CityLab: 49 Countries Have Already Reached Peak Emissions

Let's start with the good news, since it’s so rare in climate coverage today. Rich and his co-author, Kelly Levin, reviewed historical emissions and found that the number of countries whose greenhouse gas emissions have already peaked is on the rise. In 1990, 19 countries had already peaked; by 2000, that number had risen to 33, and by 2010 it was 49—including France (which peaked back in 1991), the Netherlands (1996), Australia (2006), and the United States (2007). “Nearly all of the developed countries have already peaked. That's an encouraging trend,” Rich says. “People may not know that, based on the current rhetoric, but actually [U.S. emissions] did peak 10 years ago. We’ve made a lot of progress, and our economy has grown.” [...]

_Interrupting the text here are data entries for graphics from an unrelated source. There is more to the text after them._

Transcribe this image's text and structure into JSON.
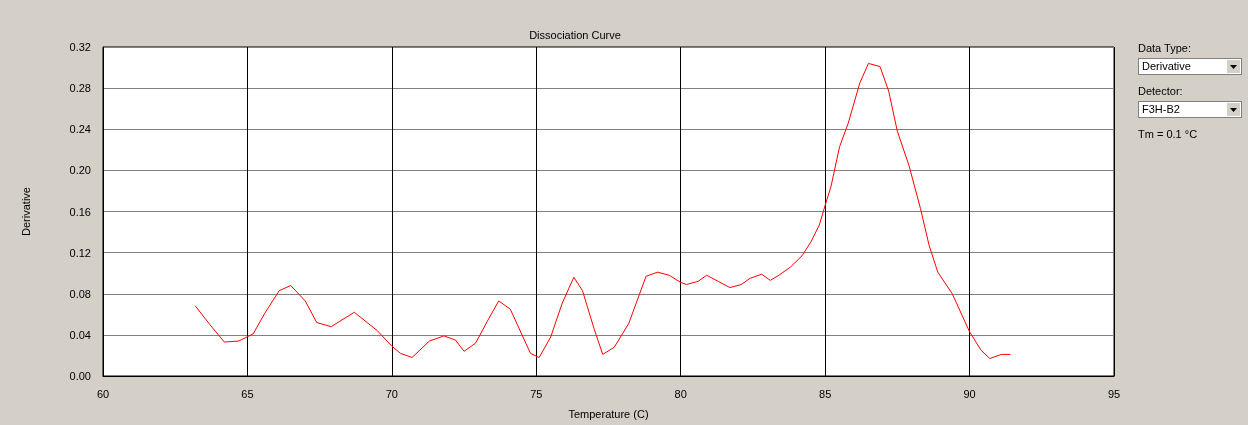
{
  "chart_data": {
    "type": "line",
    "title": "Dissociation Curve",
    "xlabel": "Temperature (C)",
    "ylabel": "Derivative",
    "annotations": [
      "Data Type:",
      "Derivative",
      "Detector:",
      "F3H-B2",
      "Tm = 0.1 °C"
    ],
    "xlim": [
      60,
      95
    ],
    "xticks": [
      60,
      65,
      70,
      75,
      80,
      85,
      90,
      95
    ],
    "ylim": [
      0,
      0.32
    ],
    "yticks": [
      {
        "value": 0,
        "label": "0.00"
      },
      0.04,
      0.08,
      0.12,
      0.16,
      {
        "value": 0.2,
        "label": "0.20"
      },
      0.24,
      0.28,
      0.32
    ],
    "grid": true,
    "marker": "none",
    "line_style": "solid",
    "series": [
      {
        "color": "#ff0000",
        "x": [
          63.2,
          63.7,
          64.2,
          64.7,
          65.2,
          65.6,
          66.1,
          66.5,
          67.0,
          67.4,
          67.9,
          68.7,
          69.5,
          70.0,
          70.3,
          70.7,
          71.3,
          71.8,
          72.2,
          72.5,
          72.9,
          73.3,
          73.7,
          74.1,
          74.8,
          75.1,
          75.5,
          75.9,
          76.3,
          76.6,
          77.0,
          77.3,
          77.7,
          78.2,
          78.8,
          79.2,
          79.6,
          80.0,
          80.2,
          80.6,
          80.9,
          81.3,
          81.7,
          82.1,
          82.4,
          82.8,
          83.1,
          83.4,
          83.8,
          84.2,
          84.5,
          84.8,
          85.0,
          85.2,
          85.5,
          85.8,
          86.2,
          86.5,
          86.9,
          87.2,
          87.5,
          87.9,
          88.3,
          88.6,
          88.9,
          89.4,
          90.0,
          90.4,
          90.7,
          91.1,
          91.4
        ],
        "values": [
          0.068,
          0.05,
          0.033,
          0.034,
          0.041,
          0.061,
          0.083,
          0.088,
          0.073,
          0.052,
          0.048,
          0.062,
          0.044,
          0.029,
          0.022,
          0.018,
          0.034,
          0.039,
          0.035,
          0.024,
          0.032,
          0.053,
          0.073,
          0.065,
          0.022,
          0.018,
          0.038,
          0.071,
          0.096,
          0.083,
          0.046,
          0.021,
          0.028,
          0.051,
          0.097,
          0.101,
          0.098,
          0.091,
          0.089,
          0.092,
          0.098,
          0.092,
          0.086,
          0.089,
          0.095,
          0.099,
          0.093,
          0.098,
          0.106,
          0.117,
          0.13,
          0.147,
          0.166,
          0.184,
          0.223,
          0.246,
          0.285,
          0.304,
          0.301,
          0.277,
          0.238,
          0.205,
          0.163,
          0.127,
          0.101,
          0.08,
          0.043,
          0.025,
          0.017,
          0.021,
          0.021
        ]
      }
    ]
  }
}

Still, the total number of countries that have peaked matters less than their share of global emissions. To illustrate: Between 1990 and 2000, the number of countries that peaked grew by 14, but their share of global emissions actually decreased—from 21 percent to 18 percent—over the same period. Sharper emissions cuts by some countries, especially powerhouse emitters, could offset slower peaks by others. By 2010, the 48 countries that had peaked were responsible for 36 percent of global emissions. The countries that have peaked could account for 40 percent of emissions by 2020, and 60 percent by 2030. [...]

Now for the bad news: All this progress is still probably not enough to limit warming to less than two degrees over pre-industrial levels. “The global picture is still not good,” Rich says. “Global emissions need to peak in 2020 for what's called the least-cost likely chance of meeting the two-degree global temperature target, and we're not on track for that.” Even if every nation meets all the commitments in its Paris Agreement pledges, global emissions are still expected to increase between 2020 and 2030. That doesn't necessarily mean that the goals of the Paris Agreement are totally out of reach, but it will be a lot harder—not to mention more expensive—to get there. Global emissions can peak later, but it means countries will have to decarbonize faster, and may have to rely on as-yet unproven carbon-capture technologies to limit global warming to safe levels.